Accurately remembering a specific face is also particularly challenging for witnesses to crimes or crime victims for the following reasons:
- Witnesses likely experience extreme anxiety and stress during the crime
- If a weapon was used, a victim or witness will likely be primarily focused on the weapon and not on the face of the perpetrator
- If the perpetrator and the witness of are different races, studies have shown “cross-racial” identification is less reliable than identifications made of the same race
Often, however, eyewitnesses honestly want to help school authorities catch the “bad guy.” Therefore, they can become overly confident in their ability to identify the offender they witnessed. This can lead them to identify a suspect even if they are not 100 percent sure of the identification. Whether this uncertain identification is subconscious or not, it can be dangerous for students accused of wrongdoing.
Improper Procedures by Investigators
In many cases, the problems with eyewitness identifications are only compounded by overly suggestive procedures used by investigators. First, a show-up is inherently suggestive, as the eyewitness sees only a single suspect singled out by investigators. This can lead them to associate the suspect with wrongdoing. Although show-ups are almost always overly suggestive, they can still be admitted as evidence.
In a lineup, whether in person or a series of photos, investigators are supposed to find others who are similar enough in appearance to the suspect, so that the suspect is not the obvious choice. Often, however, investigators simply find whoever is available without much regard for suggestiveness. In addition, if an investigator knows who the suspect is, they can – intentionally or not – subtly hint at the suspect to the witness and guide the identification. These are only some of many ways that eyewitness identification procedures can be overly suggestive.

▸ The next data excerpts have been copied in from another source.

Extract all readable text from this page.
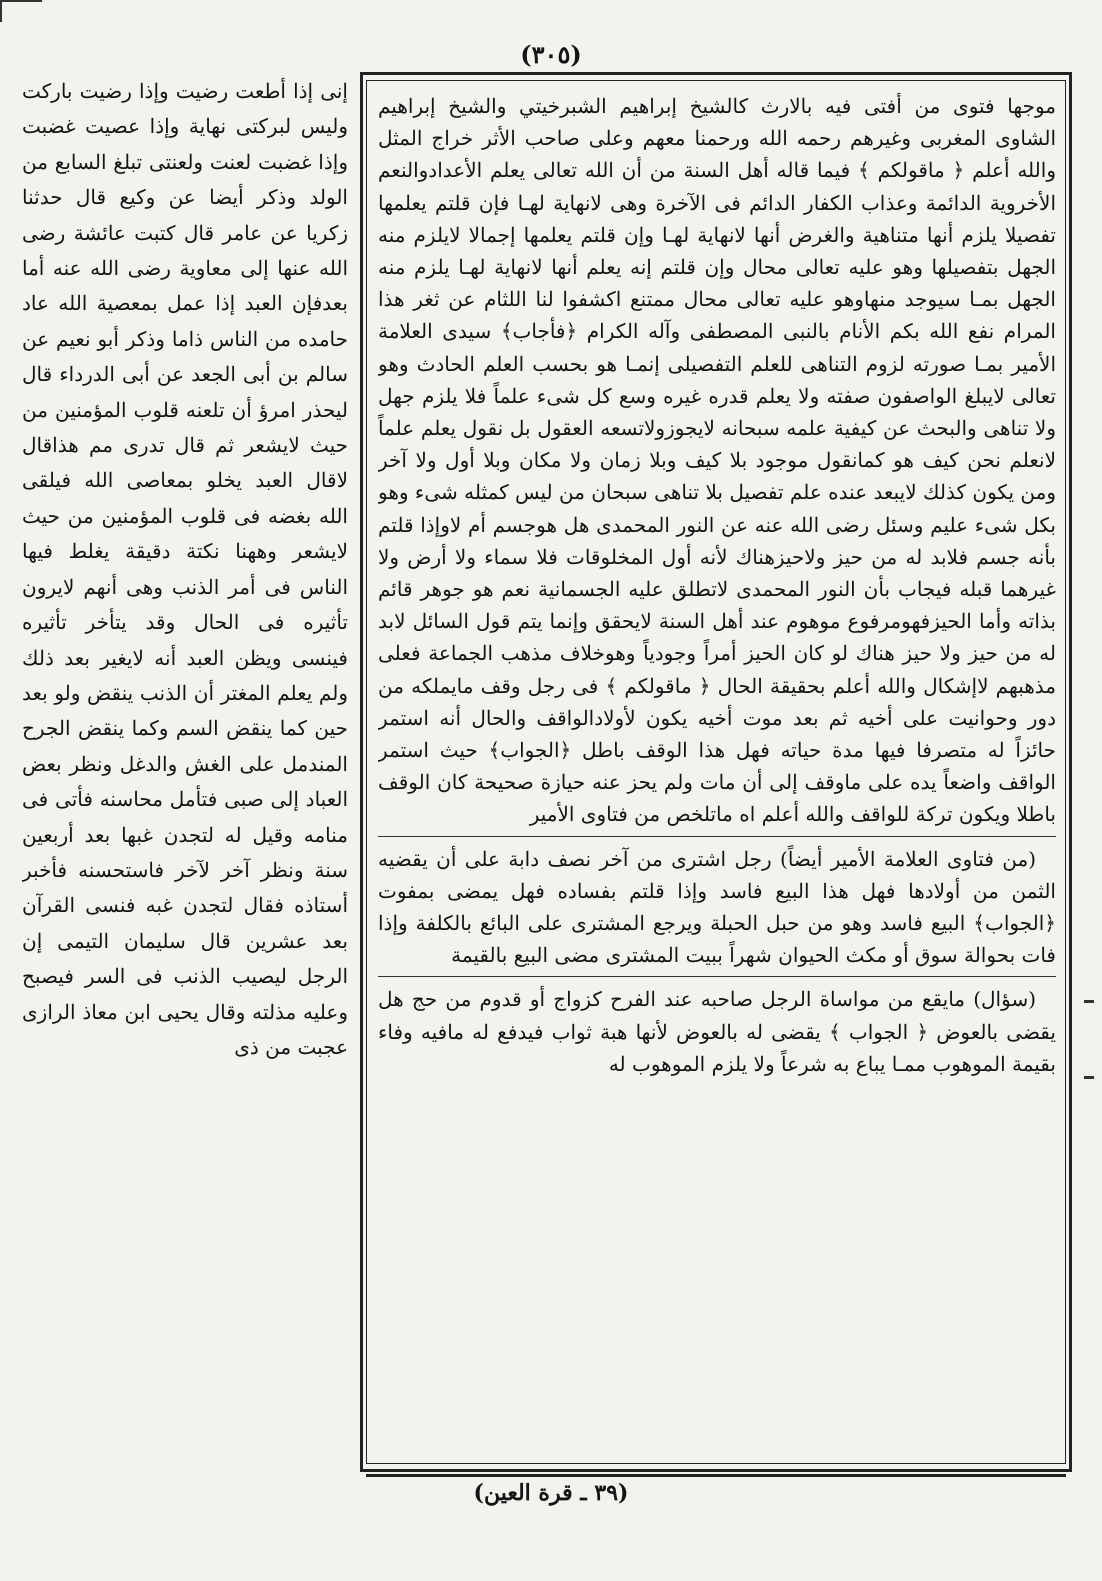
(٣٠٥)

موجها فتوى من أفتى فيه بالارث كالشيخ إبراهيم الشبرخيتي والشيخ إبراهيم الشاوى المغربى وغيرهم رحمه الله ورحمنا معهم وعلى صاحب الأثر خراج المثل والله أعلم ﴿ ماقولكم ﴾ فيما قاله أهل السنة من أن الله تعالى يعلم الأعدادوالنعم الأخروية الدائمة وعذاب الكفار الدائم فى الآخرة وهى لانهاية لهـا فإن قلتم يعلمها تفصيلا يلزم أنها متناهية والغرض أنها لانهاية لهـا وإن قلتم يعلمها إجمالا لايلزم منه الجهل بتفصيلها وهو عليه تعالى محال وإن قلتم إنه يعلم أنها لانهاية لهـا يلزم منه الجهل بمـا سيوجد منهاوهو عليه تعالى محال ممتنع اكشفوا لنا اللثام عن ثغر هذا المرام نفع الله بكم الأنام بالنبى المصطفى وآله الكرام ﴿فأجاب﴾ سيدى العلامة الأمير بمـا صورته لزوم التناهى للعلم التفصيلى إنمـا هو بحسب العلم الحادث وهو تعالى لايبلغ الواصفون صفته ولا يعلم قدره غيره وسع كل شىء علماً فلا يلزم جهل ولا تناهى والبحث عن كيفية علمه سبحانه لايجوزولاتسعه العقول بل نقول يعلم علماً لانعلم نحن كيف هو كمانقول موجود بلا كيف وبلا زمان ولا مكان وبلا أول ولا آخر ومن يكون كذلك لايبعد عنده علم تفصيل بلا تناهى سبحان من ليس كمثله شىء وهو بكل شىء عليم وسئل رضى الله عنه عن النور المحمدى هل هوجسم أم لاوإذا قلتم بأنه جسم فلابد له من حيز ولاحيزهناك لأنه أول المخلوقات فلا سماء ولا أرض ولا غيرهما قبله فيجاب بأن النور المحمدى لاتطلق عليه الجسمانية نعم هو جوهر قائم بذاته وأما الحيزفهومرفوع موهوم عند أهل السنة لايحقق وإنما يتم قول السائل لابد له من حيز ولا حيز هناك لو كان الحيز أمراً وجودياً وهوخلاف مذهب الجماعة فعلى مذهبهم لاإشكال والله أعلم بحقيقة الحال ﴿ ماقولكم ﴾ فى رجل وقف مايملكه من دور وحوانيت على أخيه ثم بعد موت أخيه يكون لأولادالواقف والحال أنه استمر حائزاً له متصرفا فيها مدة حياته فهل هذا الوقف باطل ﴿الجواب﴾ حيث استمر الواقف واضعاً يده على ماوقف إلى أن مات ولم يحز عنه حيازة صحيحة كان الوقف باطلا ويكون تركة للواقف والله أعلم اه ماتلخص من فتاوى الأمير

(من فتاوى العلامة الأمير أيضاً) رجل اشترى من آخر نصف دابة على أن يقضيه الثمن من أولادها فهل هذا البيع فاسد وإذا قلتم بفساده فهل يمضى بمفوت ﴿الجواب﴾ البيع فاسد وهو من حبل الحبلة ويرجع المشترى على البائع بالكلفة وإذا فات بحوالة سوق أو مكث الحيوان شهراً ببيت المشترى مضى البيع بالقيمة

(سؤال) مايقع من مواساة الرجل صاحبه عند الفرح كزواج أو قدوم من حج هل يقضى بالعوض ﴿ الجواب ﴾ يقضى له بالعوض لأنها هبة ثواب فيدفع له مافيه وفاء بقيمة الموهوب ممـا يباع به شرعاً ولا يلزم الموهوب له

إنى إذا أطعت رضيت وإذا رضيت باركت وليس لبركتى نهاية وإذا عصيت غضبت وإذا غضبت لعنت ولعنتى تبلغ السابع من الولد وذكر أيضا عن وكيع قال حدثنا زكريا عن عامر قال كتبت عائشة رضى الله عنها إلى معاوية رضى الله عنه أما بعدفإن العبد إذا عمل بمعصية الله عاد حامده من الناس ذاما وذكر أبو نعيم عن سالم بن أبى الجعد عن أبى الدرداء قال ليحذر امرؤ أن تلعنه قلوب المؤمنين من حيث لايشعر ثم قال تدرى مم هذاقال لاقال العبد يخلو بمعاصى الله فيلقى الله بغضه فى قلوب المؤمنين من حيث لايشعر وههنا نكتة دقيقة يغلط فيها الناس فى أمر الذنب وهى أنهم لايرون تأثيره فى الحال وقد يتأخر تأثيره فينسى ويظن العبد أنه لايغير بعد ذلك ولم يعلم المغتر أن الذنب ينقض ولو بعد حين كما ينقض السم وكما ينقض الجرح المندمل على الغش والدغل ونظر بعض العباد إلى صبى فتأمل محاسنه فأتى فى منامه وقيل له لتجدن غبها بعد أربعين سنة ونظر آخر لآخر فاستحسنه فأخبر أستاذه فقال لتجدن غبه فنسى القرآن بعد عشرين قال سليمان التيمى إن الرجل ليصيب الذنب فى السر فيصبح وعليه مذلته وقال يحيى ابن معاذ الرازى عجبت من ذى

(٣٩ ـ قرة العين)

Get Help From A College Conduct Code Violation Lawyer
An experienced attorney will know how to argue that an identification was so suggestive that it should be excluded. Your defense attorney should also always have extensive experience discrediting eyewitnesses who testify at trial. Thanks to the work of defense attorneys who are educating judges and schools about the dangers of unreliable eyewitness identifications, law enforcement agencies and school investigators have started to make positive changes. However, until eyewitness identification procedures and laws are reformed, those accused of wrongdoing must rely on their attorneys to fight against such evidence.